Davvero vogliamo credere che l’intervento di uno strumento pubblico possa competere con logiche globali in cui i fondi sovrani asiatici, i grandi player americani e gli investitori istituzionali dettano le regole? È una pretesa anacronistica, quasi comica, che espone l’Italia a figuracce e rischi inutili.
Il caso Generali: un gigante sotto attacco?
La verità è che Generali, nonostante le pressioni, ha dimostrato di essere un gigante in grado di reggersi sulle proprie gambe. Ha due azionisti determinati e “di peso” come Francesco Gaetano Caltagirone e Delfin, che criticano tutt’ora la capitalizzazione deficitaria del Leone rispetto ai competitor europei. Ma da anni Generali non fa affidamento sui governi per sopravvivere.
Al contrario, ha costruito una strategia solida e internazionale, dimostrando che le imprese italiane possono competere con successo senza il supporto delle istituzioni pubbliche. E qui sta il punto: CDP non rafforzerebbe Generali, anzi. Il suo ingresso rischierebbe di politicizzare una realtà che ha bisogno di mercato, non di nuove logiche di palazzo.
Le mosse del governo
Posto che questo governo, in materia economica, ha molte anime Giorgia Meloni ha dimostrato di saper fare tesoro degli errori: la tassa sugli extraprofitti delle banche è stata un disastro annunciato, ma alla fine è stata ricalibrata con una mossa più sensata. Non stupirebbe se fosse proprio lei a spegnere le voci di chi vorrebbe usare CDP come arma di protezione. Sarebbe una scelta lungimirante, che segnerebbe una rottura con un passato di scelte affrettate e dannose.

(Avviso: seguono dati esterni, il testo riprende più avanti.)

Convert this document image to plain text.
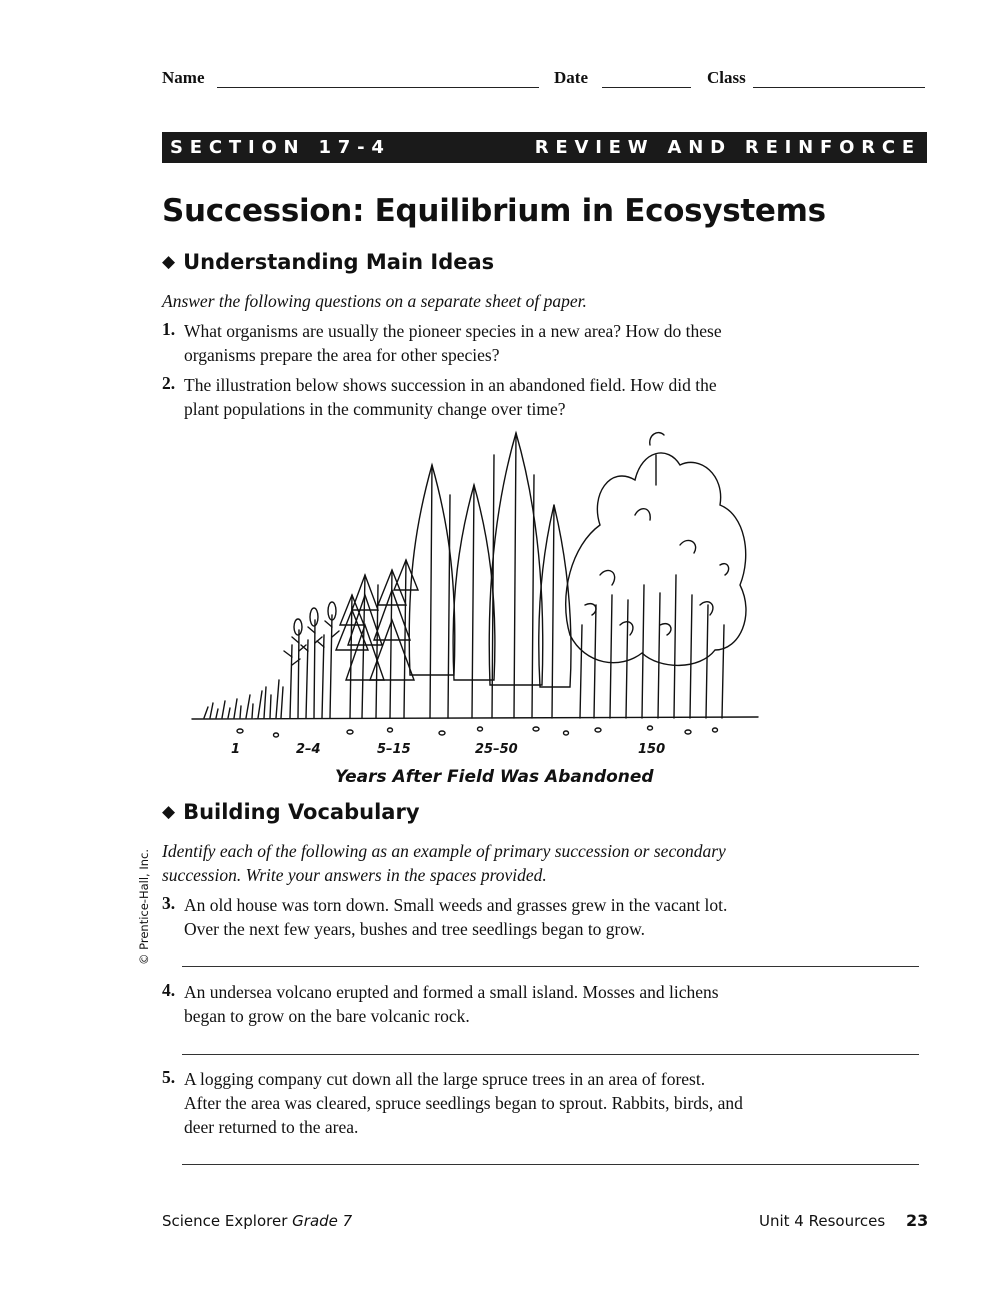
Name	Date	Class
SECTION 17-4	REVIEW AND REINFORCE
Succession: Equilibrium in Ecosystems
◆ Understanding Main Ideas
Answer the following questions on a separate sheet of paper.
1. What organisms are usually the pioneer species in a new area? How do these
organisms prepare the area for other species?
2. The illustration below shows succession in an abandoned field. How did the
plant populations in the community change over time?
1	2–4	5–15	25–50	150
Years After Field Was Abandoned
◆ Building Vocabulary
Identify each of the following as an example of primary succession or secondary
succession. Write your answers in the spaces provided.
3. An old house was torn down. Small weeds and grasses grew in the vacant lot.
Over the next few years, bushes and tree seedlings began to grow.
4. An undersea volcano erupted and formed a small island. Mosses and lichens
began to grow on the bare volcanic rock.
5. A logging company cut down all the large spruce trees in an area of forest.
After the area was cleared, spruce seedlings began to sprout. Rabbits, birds, and
deer returned to the area.
© Prentice-Hall, Inc.
Science Explorer Grade 7	Unit 4 Resources 23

Il futuro di Generali: mercato, non palazzo
Generali non ha bisogno di CDP per difendersi, ma di continuare sulla strada dell’internazionalizzazione e del rafforzamento delle sue competenze interne. Intromettere la Cassa significherebbe ridurre l’indipendenza di una delle poche realtà italiane capaci di giocare al tavolo dei grandi. E significherebbe, ancora una volta, cedere all’illusione che il controllo si possa esercitare dall’alto, ignorando che il mercato non perdona. È tempo di abbandonare le nostalgie e guardare avanti: il mondo è cambiato, e l’Italia deve cambiare con lui.
UniCredit-Bpm: una fusione necessaria per evitare altre illusioni?
E mentre si discute di CDP e Generali, c’è un’altra partita che meriterebbe maggiore attenzione: UniCredit e Banco BPM. Qui si tratta di costruire un campione bancario nazionale che abbia le dimensioni e la forza per competere in Europa. Un consolidamento tra i due gruppi non solo avrebbe senso industriale, ma sarebbe la risposta concreta a chi invoca la necessità di proteggere il sistema finanziario italiano.
L’unica difesa possibile, infatti, è crescere. E per farlo, servono strategie di mercato, non nostalgie di un passato ormai superato. Anche perché con Trump che incombe e con lo spettro di nuove tensioni economiche o si punta a una integrazione europea che porti alla costruzione di giganti capaci di competere con Usa e Cina o il rischio è uno solo: diventare provincia dell’impero, anzi, degli imperi.